Tibidabo amusement park with the Church of the Sacred Heart beyond. (Kari Howard / Los Angeles Times)

We walked back to our apartment, in the architecturally astonishing Eixample (pronounced ay-shamplah) neighborhood, stopping by the Mercat de la Concepció, one of the lovely old food markets of Barcelona and a lot less touristy than the famed Boqueria market. We bought several kilos of produce for the next three dinners and headed home.

We had chosen the apartment, rented through a stylish outfit called Destination BCN, for two reasons: It had a stunning roof terrace, with views of the old town to the south and the mountains to the north, and it was just a block from Gaudí's Casa Milà apartment building.

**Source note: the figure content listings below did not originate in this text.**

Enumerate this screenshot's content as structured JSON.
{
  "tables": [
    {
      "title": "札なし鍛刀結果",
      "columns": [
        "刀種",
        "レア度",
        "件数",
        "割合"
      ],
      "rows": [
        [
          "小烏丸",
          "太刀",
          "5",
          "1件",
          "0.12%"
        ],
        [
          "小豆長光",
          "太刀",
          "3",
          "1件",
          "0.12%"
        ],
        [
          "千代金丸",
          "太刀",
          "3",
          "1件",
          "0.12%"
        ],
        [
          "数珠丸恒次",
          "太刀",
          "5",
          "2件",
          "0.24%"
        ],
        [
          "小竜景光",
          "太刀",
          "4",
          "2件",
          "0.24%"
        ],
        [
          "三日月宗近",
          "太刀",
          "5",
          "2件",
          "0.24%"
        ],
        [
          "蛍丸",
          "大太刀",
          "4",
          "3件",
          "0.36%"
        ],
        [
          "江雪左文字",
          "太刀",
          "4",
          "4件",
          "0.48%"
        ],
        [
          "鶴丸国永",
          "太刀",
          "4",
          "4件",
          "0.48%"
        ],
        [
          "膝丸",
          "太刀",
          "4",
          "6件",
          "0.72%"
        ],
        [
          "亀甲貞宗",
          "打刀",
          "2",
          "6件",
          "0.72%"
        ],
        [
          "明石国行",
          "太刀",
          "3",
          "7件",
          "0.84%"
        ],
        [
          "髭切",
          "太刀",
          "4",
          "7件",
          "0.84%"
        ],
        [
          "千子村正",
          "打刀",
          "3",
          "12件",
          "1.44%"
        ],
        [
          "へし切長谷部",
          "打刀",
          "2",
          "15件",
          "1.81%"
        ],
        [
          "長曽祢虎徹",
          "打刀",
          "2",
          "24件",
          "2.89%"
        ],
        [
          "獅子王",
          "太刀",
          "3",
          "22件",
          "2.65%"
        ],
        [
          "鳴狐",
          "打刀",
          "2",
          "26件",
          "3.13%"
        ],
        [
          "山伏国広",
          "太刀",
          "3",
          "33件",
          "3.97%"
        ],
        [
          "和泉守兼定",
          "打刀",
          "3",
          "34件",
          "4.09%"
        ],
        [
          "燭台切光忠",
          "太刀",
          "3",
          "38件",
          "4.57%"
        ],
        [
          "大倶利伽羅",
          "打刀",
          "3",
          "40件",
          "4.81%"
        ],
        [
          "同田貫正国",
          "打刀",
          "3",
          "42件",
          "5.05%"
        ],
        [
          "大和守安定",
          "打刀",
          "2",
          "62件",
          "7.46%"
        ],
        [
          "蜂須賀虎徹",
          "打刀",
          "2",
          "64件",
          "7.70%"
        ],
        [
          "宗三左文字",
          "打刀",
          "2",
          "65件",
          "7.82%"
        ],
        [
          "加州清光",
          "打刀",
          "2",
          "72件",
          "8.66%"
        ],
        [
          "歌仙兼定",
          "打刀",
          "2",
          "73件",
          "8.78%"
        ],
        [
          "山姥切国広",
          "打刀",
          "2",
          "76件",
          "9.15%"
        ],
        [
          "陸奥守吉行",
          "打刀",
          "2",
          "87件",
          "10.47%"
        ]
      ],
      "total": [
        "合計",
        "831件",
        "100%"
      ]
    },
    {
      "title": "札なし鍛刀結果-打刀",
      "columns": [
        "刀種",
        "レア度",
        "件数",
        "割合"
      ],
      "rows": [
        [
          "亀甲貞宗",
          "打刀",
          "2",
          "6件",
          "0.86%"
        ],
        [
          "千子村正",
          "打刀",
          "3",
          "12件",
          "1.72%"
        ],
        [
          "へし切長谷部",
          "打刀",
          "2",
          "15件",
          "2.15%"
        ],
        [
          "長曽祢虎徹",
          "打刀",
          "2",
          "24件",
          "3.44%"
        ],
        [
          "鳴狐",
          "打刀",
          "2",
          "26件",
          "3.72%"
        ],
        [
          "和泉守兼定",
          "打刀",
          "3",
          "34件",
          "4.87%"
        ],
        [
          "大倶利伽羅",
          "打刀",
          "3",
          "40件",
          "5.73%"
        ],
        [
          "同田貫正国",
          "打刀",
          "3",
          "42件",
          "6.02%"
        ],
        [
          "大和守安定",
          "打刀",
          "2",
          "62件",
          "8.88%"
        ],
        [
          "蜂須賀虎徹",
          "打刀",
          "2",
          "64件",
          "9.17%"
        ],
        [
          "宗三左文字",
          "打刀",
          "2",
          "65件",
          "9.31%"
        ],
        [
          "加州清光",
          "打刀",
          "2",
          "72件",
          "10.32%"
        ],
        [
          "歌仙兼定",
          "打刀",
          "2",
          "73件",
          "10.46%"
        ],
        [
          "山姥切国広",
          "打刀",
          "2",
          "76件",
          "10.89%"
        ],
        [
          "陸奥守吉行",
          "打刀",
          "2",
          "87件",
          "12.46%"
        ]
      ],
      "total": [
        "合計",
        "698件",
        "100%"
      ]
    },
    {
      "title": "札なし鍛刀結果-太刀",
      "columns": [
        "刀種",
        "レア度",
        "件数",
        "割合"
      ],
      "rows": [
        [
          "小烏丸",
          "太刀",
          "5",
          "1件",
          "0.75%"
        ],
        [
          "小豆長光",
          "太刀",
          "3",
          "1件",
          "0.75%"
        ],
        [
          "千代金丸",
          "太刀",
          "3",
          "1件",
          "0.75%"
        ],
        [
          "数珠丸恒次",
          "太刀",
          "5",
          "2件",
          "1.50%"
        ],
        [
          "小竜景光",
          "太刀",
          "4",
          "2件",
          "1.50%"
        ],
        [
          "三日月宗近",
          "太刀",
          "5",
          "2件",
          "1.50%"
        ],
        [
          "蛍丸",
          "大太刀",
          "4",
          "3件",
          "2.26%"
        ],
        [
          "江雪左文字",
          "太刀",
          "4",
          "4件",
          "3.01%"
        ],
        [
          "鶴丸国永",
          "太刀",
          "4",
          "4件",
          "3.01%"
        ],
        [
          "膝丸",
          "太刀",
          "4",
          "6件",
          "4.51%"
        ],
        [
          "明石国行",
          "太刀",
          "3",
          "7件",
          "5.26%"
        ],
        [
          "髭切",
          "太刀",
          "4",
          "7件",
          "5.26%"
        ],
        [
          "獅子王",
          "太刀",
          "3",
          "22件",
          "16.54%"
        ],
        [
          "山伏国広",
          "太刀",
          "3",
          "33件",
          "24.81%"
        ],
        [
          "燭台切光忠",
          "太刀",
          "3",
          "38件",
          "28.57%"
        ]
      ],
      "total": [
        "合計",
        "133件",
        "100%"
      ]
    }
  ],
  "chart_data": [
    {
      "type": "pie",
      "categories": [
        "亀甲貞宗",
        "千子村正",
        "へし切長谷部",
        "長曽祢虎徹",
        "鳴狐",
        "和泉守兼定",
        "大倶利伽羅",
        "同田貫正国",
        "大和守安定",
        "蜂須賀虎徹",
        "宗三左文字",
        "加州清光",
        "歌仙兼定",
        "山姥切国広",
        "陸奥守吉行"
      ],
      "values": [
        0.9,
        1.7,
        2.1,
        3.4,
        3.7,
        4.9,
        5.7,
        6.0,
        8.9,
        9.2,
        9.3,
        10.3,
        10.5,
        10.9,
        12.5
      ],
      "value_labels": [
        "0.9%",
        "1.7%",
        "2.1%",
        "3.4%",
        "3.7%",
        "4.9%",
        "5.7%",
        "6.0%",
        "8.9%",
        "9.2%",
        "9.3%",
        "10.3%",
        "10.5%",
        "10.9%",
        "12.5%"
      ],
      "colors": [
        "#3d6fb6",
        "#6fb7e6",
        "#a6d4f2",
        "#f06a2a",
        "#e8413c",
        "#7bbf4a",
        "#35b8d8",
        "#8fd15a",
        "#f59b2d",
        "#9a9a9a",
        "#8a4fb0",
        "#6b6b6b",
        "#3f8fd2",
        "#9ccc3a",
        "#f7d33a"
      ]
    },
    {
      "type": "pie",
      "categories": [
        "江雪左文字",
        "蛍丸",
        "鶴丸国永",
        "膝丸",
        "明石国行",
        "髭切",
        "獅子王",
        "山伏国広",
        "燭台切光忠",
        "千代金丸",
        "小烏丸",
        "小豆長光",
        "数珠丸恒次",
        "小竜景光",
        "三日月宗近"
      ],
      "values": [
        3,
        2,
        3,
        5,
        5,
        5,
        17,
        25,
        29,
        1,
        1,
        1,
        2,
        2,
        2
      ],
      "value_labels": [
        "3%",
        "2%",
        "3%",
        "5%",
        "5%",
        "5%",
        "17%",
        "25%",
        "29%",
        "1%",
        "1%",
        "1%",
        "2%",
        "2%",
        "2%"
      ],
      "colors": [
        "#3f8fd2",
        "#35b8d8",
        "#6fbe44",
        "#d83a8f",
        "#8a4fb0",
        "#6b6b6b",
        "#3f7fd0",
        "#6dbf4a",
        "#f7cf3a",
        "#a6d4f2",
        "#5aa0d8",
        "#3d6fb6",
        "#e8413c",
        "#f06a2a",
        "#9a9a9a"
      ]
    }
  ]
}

Once again intent on avoiding lines, we headed out first thing one day to Casa Milà, an undulating building that is organic architecture with a capital O. I could have spent hours on the roof, with its chimneys out of a "Star Wars" set and its spectacular view of Sagrada Familia. But time was the one thing we didn't have — except for a quick stop at the gift shop, which is the place to get stylish souvenirs.

I wanted to do something a little offbeat on this trip, so we headed one morning, by subway, bus and, finally, a charming old funicular, to the retro Tibidabo amusement park on a mountain overlooking Barcelona. It even has had its Hollywood moment, in Woody Allen's "Vicky Cristina Barcelona."

You haven't lived until you've taken a ride in a bright red 84-year-old plane suspended from a somewhat antique-looking rod and flown a few circuits high above the city. (A mist came in while we there, but on a clear day you can see straight to the Mediterranean.)

We kept the retro vibe going with lunch in the village-y Gràcia neighborhood below, at the pop-art dream called Flash Flash. It's a '70s institution serving up classic Spanish tortillas, surrounded by mod photos of the model wife of the owner. Everything is in black and white (including the waiters' clothes), with the red salt shakers and the red kitchen door the only splashes of color.

But we didn't forget the more distant past and spent one of our mornings walking the tiny back streets of the old Gotico and Born districts. We snapped up souvenirs at the legendary espadrille maker La Manual Arpargatera, where a (newly trendy) basic espadrille sets you back only 10 euros, or a little more than $12, and at the foodie destination Formatgeria la Seu, where a lovely Scottish woman sells local cheeses.

But there was no time for dallying. We had another show to get to.

At the second concert, we felt like the Stone Roses' cool crowd, comparing the audience and nodding to one another when the band sang a song that was different from the previous night's set.

We had met some sweet newlyweds the night before who had returned from their honeymoon in Cape Verde off West Africa, dropped their bags at home in northern England and flown straight to Barcelona for the show. The second night's crowd seemed just as committed, starting up with Roses-related football chants before the concert began.

My adrenaline level had dropped several notches from the first night, and the band seemed more relaxed too, less jittery at the start, sure that it was indeed adored.

After the show, our ears still muffled from standing a few feet from an enormous speaker, we sat on the terrace of our apartment having a last glass of very nice Spanish Priorat wine. We watched stars disappear behind clouds and the twinkling lights of a city that was very much alive, and we agreed that it had all been worth it.

Maybe we were thinking a bit differently when we had to head, groggily, to the airport a few hours later as people in late-night Barcelona were just returning home.

But in retrospect, I don't think it was crazy. It was genius, and I'd do it all again. And a note to the Stone Roses: Schedule a U.S. tour. We'll be there.